Bellesouth hasn’t been as lively as usual lately, and for very good reason: in the past week my mother has begun dialysis treatment. We’ve been waiting for this for quite some time, and I’ve been juggling behind-the-scenes work with a major change in my family’s life.
Our journey toward dialysis began several months ago, when I noticed that my mother’s nails were growing strangely. They were extremely thick and growing into thin tubes. They were becoming increasingly painful and cumbersome through my mother, and my neighbor-slash-nail-gal couldn’t do much with mom’s nails, so I asked her to see her doctor immediately.
That’s when we found out that my mother could possibly be in renal kidney failure. As this article mentions, there is a connection between these nails and kidney disease. Kidney disease is a major risk for diabetics, so it’s very important if you are currently diabetic or at-risk for diabetes that you do all you can to manage it.
In addition to these weird-looking fingernails, Kidney failure also causes serious swelling.
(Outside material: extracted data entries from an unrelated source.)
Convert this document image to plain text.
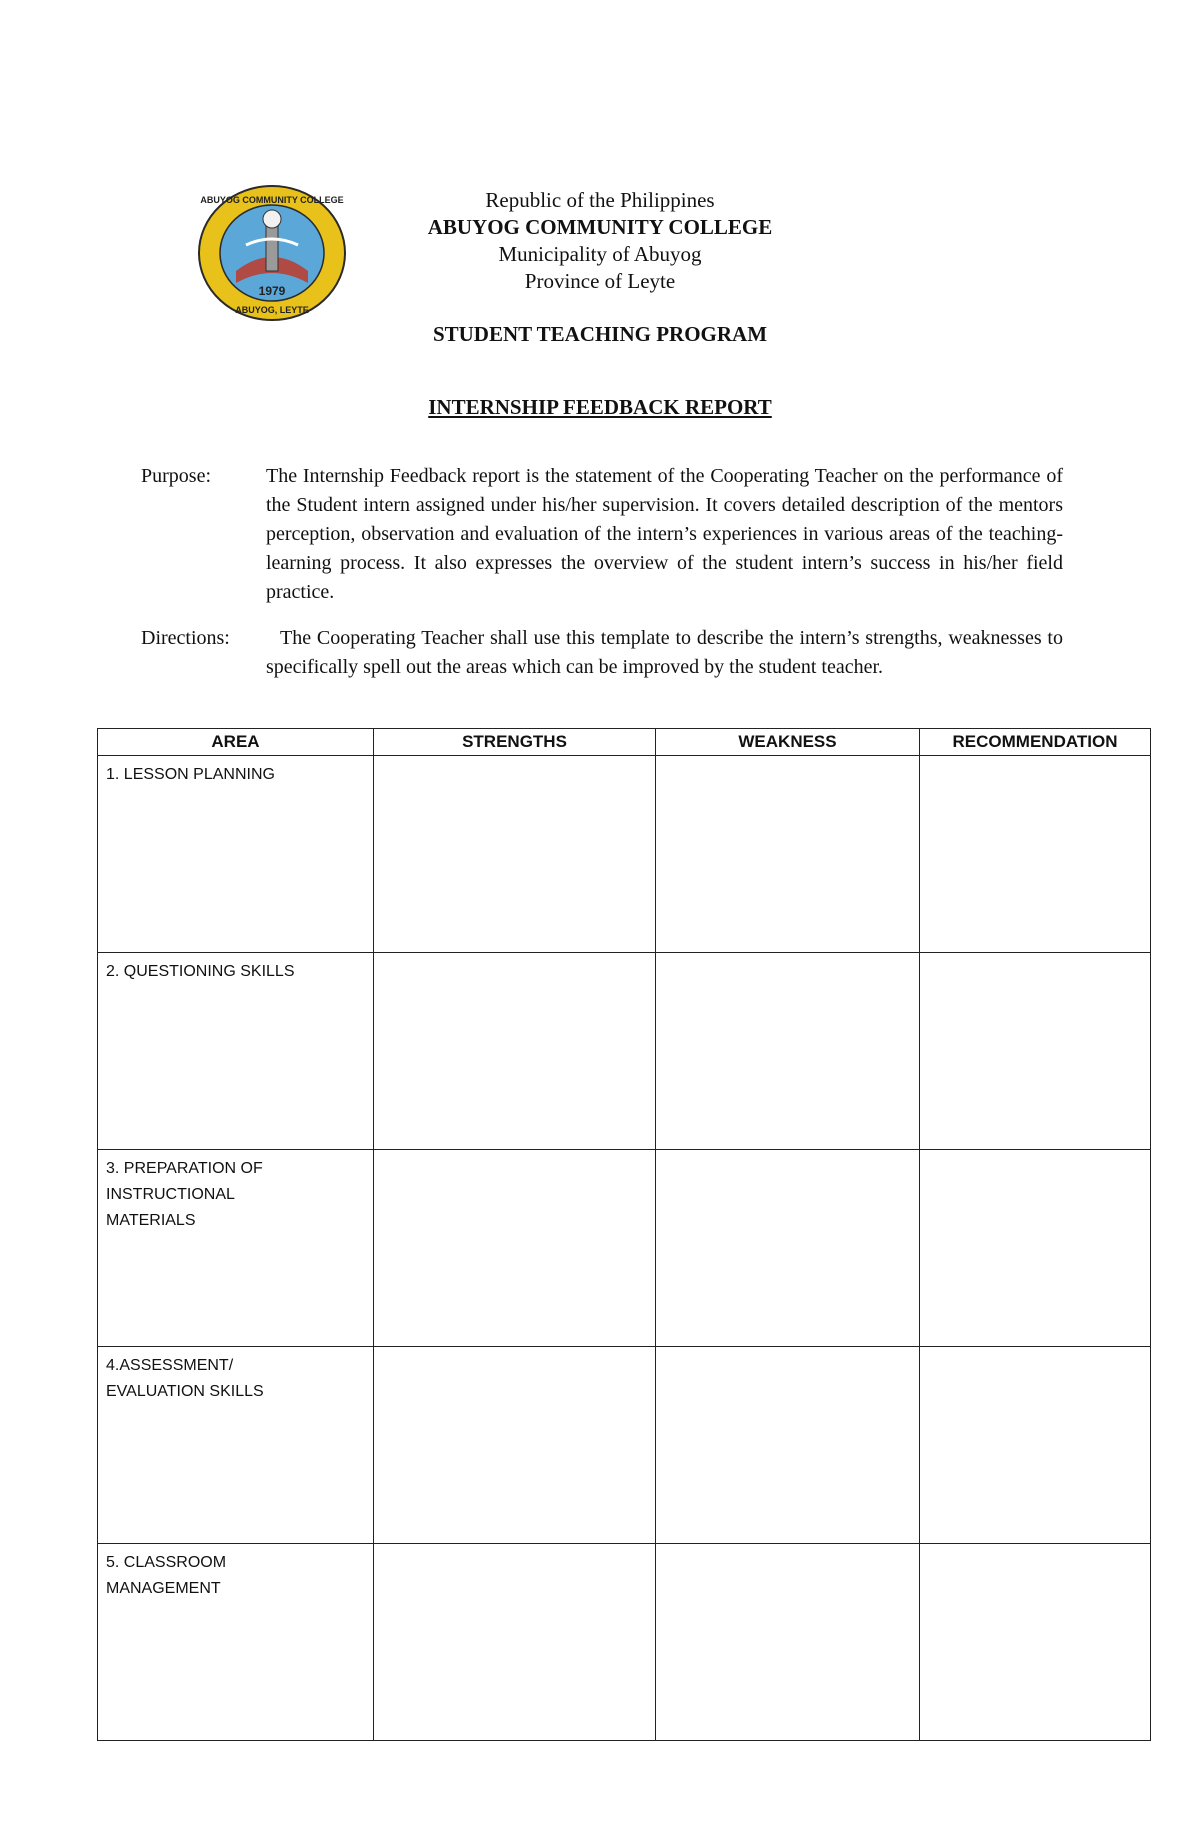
1979
ABUYOG COMMUNITY COLLEGE
ABUYOG, LEYTE
Republic of the Philippines
ABUYOG COMMUNITY COLLEGE
Municipality of Abuyog
Province of Leyte
STUDENT TEACHING PROGRAM
INTERNSHIP FEEDBACK REPORT
Purpose:	The Internship Feedback report is the statement of the Cooperating Teacher on the performance of the Student intern assigned under his/her supervision. It covers detailed description of the mentors perception, observation and evaluation of the intern’s experiences in various areas of the teaching-learning process. It also expresses the overview of the student intern’s success in his/her field practice.
Directions:	The Cooperating Teacher shall use this template to describe the intern’s strengths, weaknesses to specifically spell out the areas which can be improved by the student teacher.
AREA	STRENGTHS	WEAKNESS	RECOMMENDATION

1. LESSON PLANNING			

2. QUESTIONING SKILLS			

3. PREPARATION OF
INSTRUCTIONAL
MATERIALS			

4.ASSESSMENT/
EVALUATION SKILLS			

5. CLASSROOM
MANAGEMENT			
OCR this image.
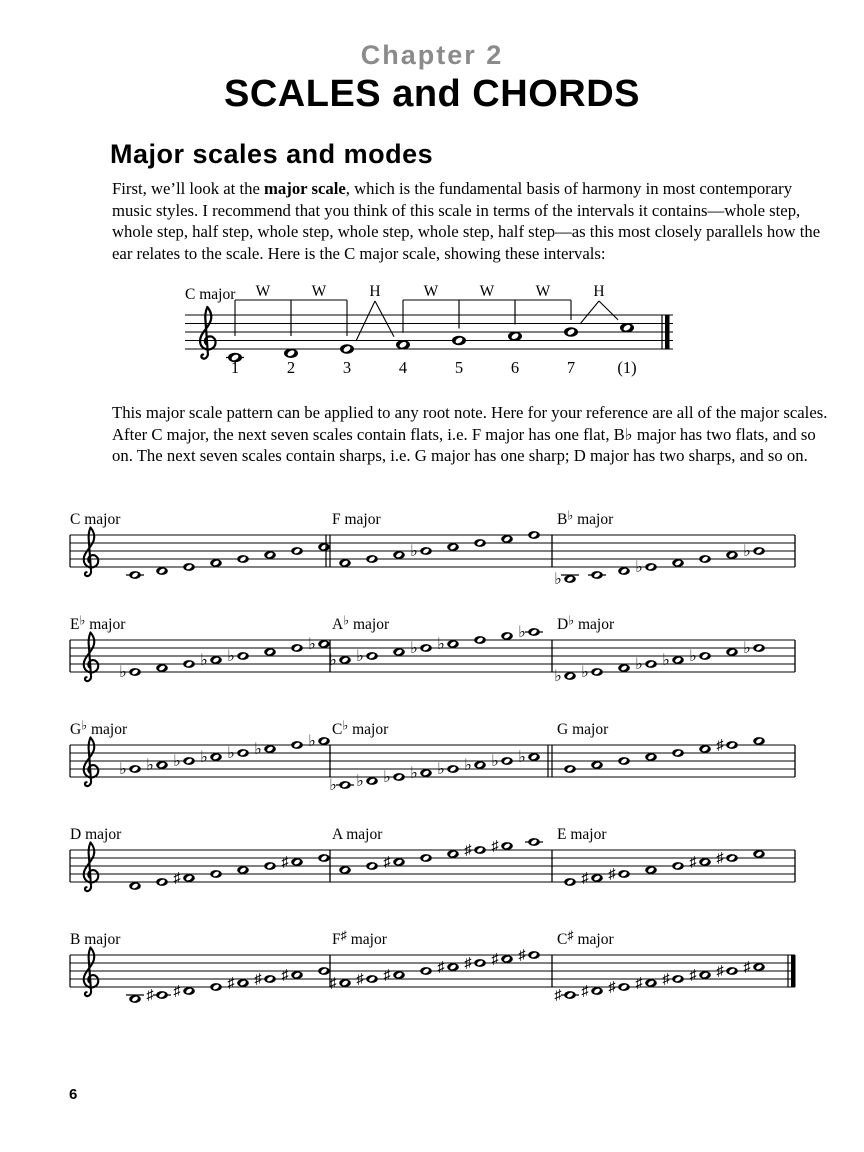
Chapter 2
SCALES and CHORDS
Major scales and modes
First, we’ll look at the major scale, which is the fundamental basis of harmony in most contemporary
music styles. I recommend that you think of this scale in terms of the intervals it contains—whole step,
whole step, half step, whole step, whole step, whole step, half step—as this most closely parallels how the
ear relates to the scale. Here is the C major scale, showing these intervals:
C major W	W	H	W	W	W	H
1	2	3	4	5	6	7	(1)
This major scale pattern can be applied to any root note. Here for your reference are all of the major scales.
After C major, the next seven scales contain flats, i.e. F major has one flat, B♭ major has two flats, and so
on. The next seven scales contain sharps, i.e. G major has one sharp; D major has two sharps, and so on.
C major	F major
♭
B♭ major
♭
♭
♭
E♭ major
♭
♭ ♭
♭
A♭ major
♭ ♭	♭ ♭
♭ D♭ major
♭ ♭	♭ ♭ ♭	♭
G♭ major
♭ ♭ ♭ ♭ ♭ ♭	♭
C♭ major
♭ ♭ ♭ ♭ ♭ ♭ ♭ ♭
G major
♯
D major
♯
♯
A major
♯
♯ ♯
E major
♯ ♯
♯ ♯
B major
♯ ♯	♯ ♯ ♯
F♯ major
♯ ♯ ♯	♯ ♯ ♯ ♯
C♯ major
♯ ♯ ♯ ♯ ♯ ♯ ♯ ♯
6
Your kidneys’ primary function is to remove toxins from the body, and when they can’t be removed, your body swells up. The buildup of toxins can also affect your mood.
So for the next several months we spent a lot of time talking, being scared, educating ourselves, visiting doctors, and being scared some more.
During the summer, my mother was supposed to begin at-home dialysis. But when she went in for surgery for a peritoneal catheter to begin the process. But my mother’s susceptibility to infection nixed that plan.
So last week, my mother had a subclavian catheter inserted into her chest to begin dialysis. This type of catheter is typically used for chemotherapy, and a fistula (usually in the arm) is used often for dialysis, but for some reason, they decided to put in this catheter. As long as my mother remains on dialysis, which could be the rest of her life, until she gets a kidney transplant, or her kidney function changes.
As if you can’t tell, it’s a very cumbersome device. It kind of pokes out of her chest. And it’s in there and it must be protected at all times. Mom won’t be able to take showers; only “birdbaths,” as her dialysis nurse referred to it this evening. I’ll have to help wash her hair in the kitchen sink. And, well, obviously certain clothes will be difficult for her to wear.
Since she began dialysis treatment in the hospital last week, Mom has drastically improved. The process of dialysis involves cleaning of the blood, and as a result, they’re able to get a lot of fluid off the body. My mother is now losing weight every day, which in this case, is very good.
The main thing is that mom will have to stay with this program. We’ll be working with nurses and nutritionists to make sure she stays on a proper renal diet.
So, just in case you’ve been wondering what I’ve been doing, I’ve been pretty busy. Hopefully this is the beginning of a much easier life for both of us.